Fw: "I don't want anybody to say Riviera Beach has a reputation
of Lolita ...
of Lolita ...
----- Original Message -----
From: Sandy P. Klein
Cc: Subject: "I don't want anybody to say Riviera Beach has a reputation of Lolita ...
Annexation request poses dilemma
By Thomas R. Collins, Palm Beach Post Staff Writer
Tuesday, November 5, 2002
RIVIERA BEACH -- Let my two acres within your city boundaries and we all win, Richard L. Wolf is telling city officials: more tax money for the city, better services for me.
Wolf plans on opening an adult video and bookstore there soon.
The request poses a dilemma for the city council: Should the city usher an adult business into Riviera Beach?
"I don't want anybody to say Riviera Beach has a reputation of Lolita and Lady Godiva going on within its confines," Councilman Don Wilson said.
The city's staff is recommending approval. Council members discussed the adult store informally Monday, skeptically gathering details, but not actually saying they'll vote against it. The council is scheduled to decide at a meeting on Wednesday.
The land, at 3900 Byron Drive just east of Interstate 95 and north of Blue Heron Boulevard, meets all the requirements for annexation, Community Development Director Mary McKinney said Monday. It is actually surrounded by the city, and the city already provides water to the property. Usually, such annexation requests have been no-brainers, she said.
"It doesn't have anything to do with the future development," she said. Councilwoman Liz Wade said she was worried that the business, planned now just to sell videos and books, would add "booths that you can go in and play games."
City Attorney Pamala Hanna Ryan said there's no guarantee that or other enticements won't be added.
"If they change their use to adult entertainment we can't really deny them that if they comply with the code," she said. But that could happen under county guidelines even if the city doesn't annex the land, she said.
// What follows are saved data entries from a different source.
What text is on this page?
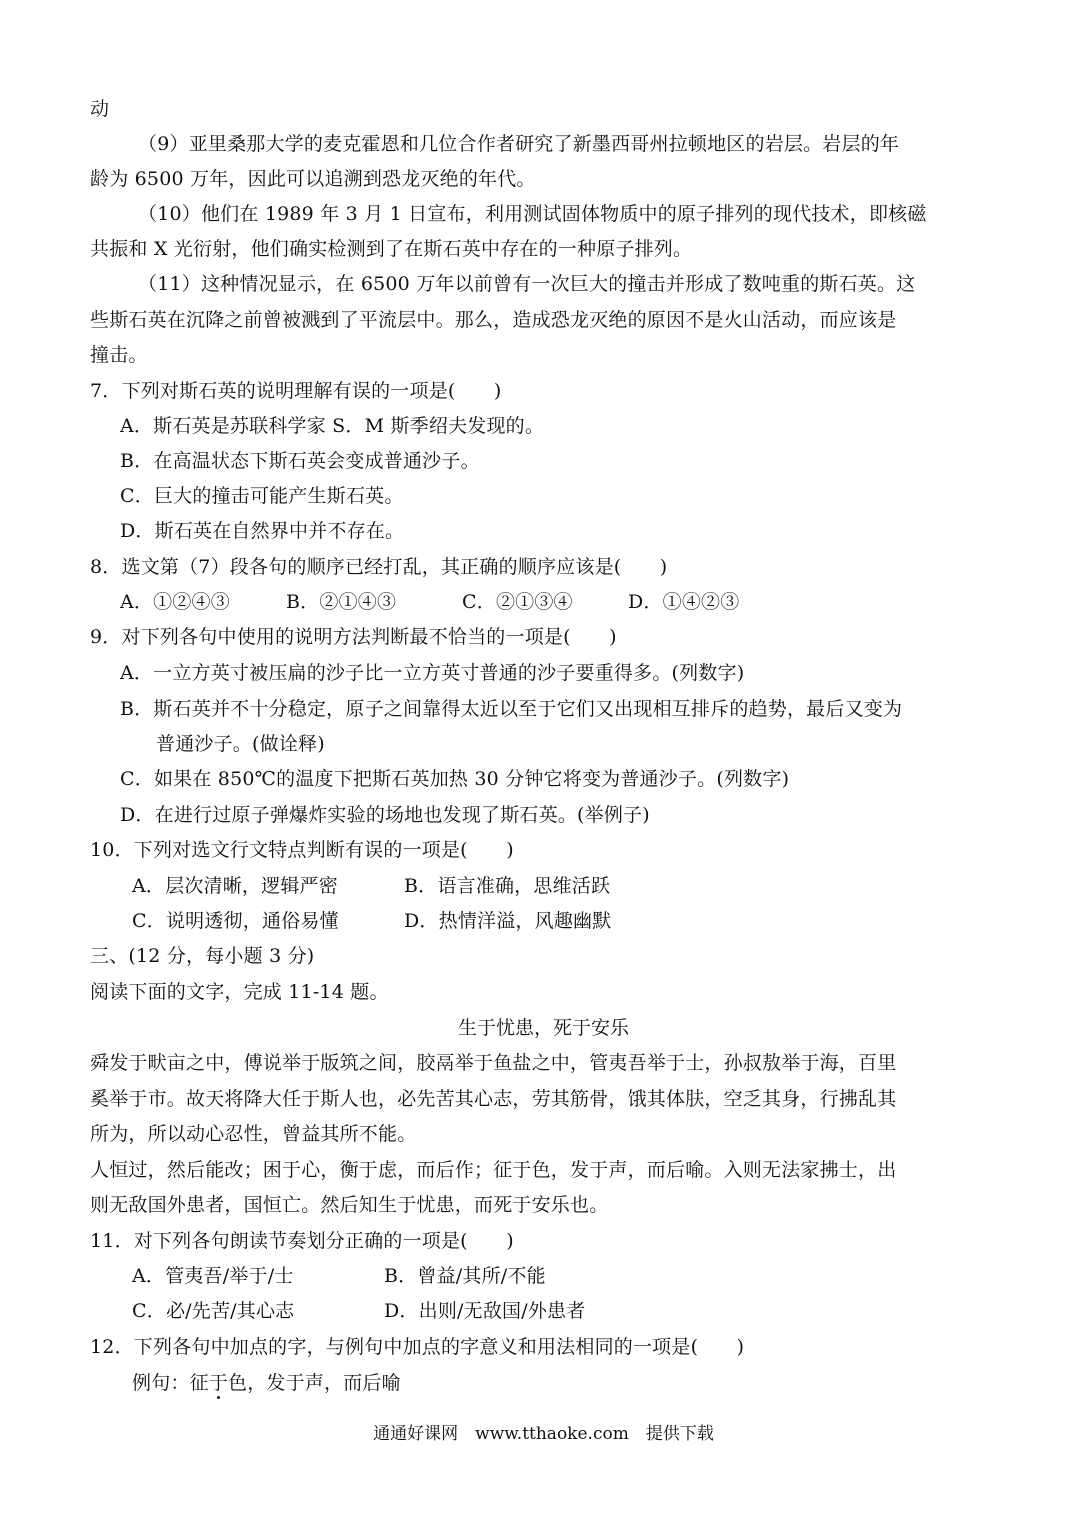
动
（9）亚里桑那大学的麦克霍恩和几位合作者研究了新墨西哥州拉顿地区的岩层。岩层的年
龄为 6500 万年，因此可以追溯到恐龙灭绝的年代。
（10）他们在 1989 年 3 月 1 日宣布，利用测试固体物质中的原子排列的现代技术，即核磁
共振和 X 光衍射，他们确实检测到了在斯石英中存在的一种原子排列。
（11）这种情况显示，在 6500 万年以前曾有一次巨大的撞击并形成了数吨重的斯石英。这
些斯石英在沉降之前曾被溅到了平流层中。那么，造成恐龙灭绝的原因不是火山活动，而应该是
撞击。
7．下列对斯石英的说明理解有误的一项是(　　)
A．斯石英是苏联科学家 S．M 斯季绍夫发现的。
B．在高温状态下斯石英会变成普通沙子。
C．巨大的撞击可能产生斯石英。
D．斯石英在自然界中并不存在。
8．选文第（7）段各句的顺序已经打乱，其正确的顺序应该是(　　)
A．①②④③	B．②①④③	C．②①③④	D．①④②③
9．对下列各句中使用的说明方法判断最不恰当的一项是(　　)
A．一立方英寸被压扁的沙子比一立方英寸普通的沙子要重得多。(列数字)
B．斯石英并不十分稳定，原子之间靠得太近以至于它们又出现相互排斥的趋势，最后又变为
普通沙子。(做诠释)
C．如果在 850℃的温度下把斯石英加热 30 分钟它将变为普通沙子。(列数字)
D．在进行过原子弹爆炸实验的场地也发现了斯石英。(举例子)
10．下列对选文行文特点判断有误的一项是(　　)
A．层次清晰，逻辑严密	B．语言准确，思维活跃
C．说明透彻，通俗易懂	D．热情洋溢，风趣幽默
三、(12 分，每小题 3 分)
阅读下面的文字，完成 11-14 题。
生于忧患，死于安乐
舜发于畎亩之中，傅说举于版筑之间，胶鬲举于鱼盐之中，管夷吾举于士，孙叔敖举于海，百里
奚举于市。故天将降大任于斯人也，必先苦其心志，劳其筋骨，饿其体肤，空乏其身，行拂乱其
所为，所以动心忍性，曾益其所不能。
人恒过，然后能改；困于心，衡于虑，而后作；征于色，发于声，而后喻。入则无法家拂士，出
则无敌国外患者，国恒亡。然后知生于忧患，而死于安乐也。
11．对下列各句朗读节奏划分正确的一项是(　　)
A．管夷吾/举于/士	B．曾益/其所/不能
C．必/先苦/其心志	D．出则/无敌国/外患者
12．下列各句中加点的字，与例句中加点的字意义和用法相同的一项是(　　)
例句：征于色，发于声，而后喻
通通好课网　www.tthaoke.com　提供下载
"But it wouldn't be in the city of Riviera Beach," Council Chairman David Schnyer said.
The board was worried about a repeat of the city's duel with Club Caviar, owned by a man named Johnny Now. The city said the nude-dancing club violated city law because it was in a commercial zone, not industrial. Eight people were arrested there for public nudity or drug possession or both.
Now said he couldn't afford the legal bills and turned Club Caviar last year into a jazz and rock nightclub.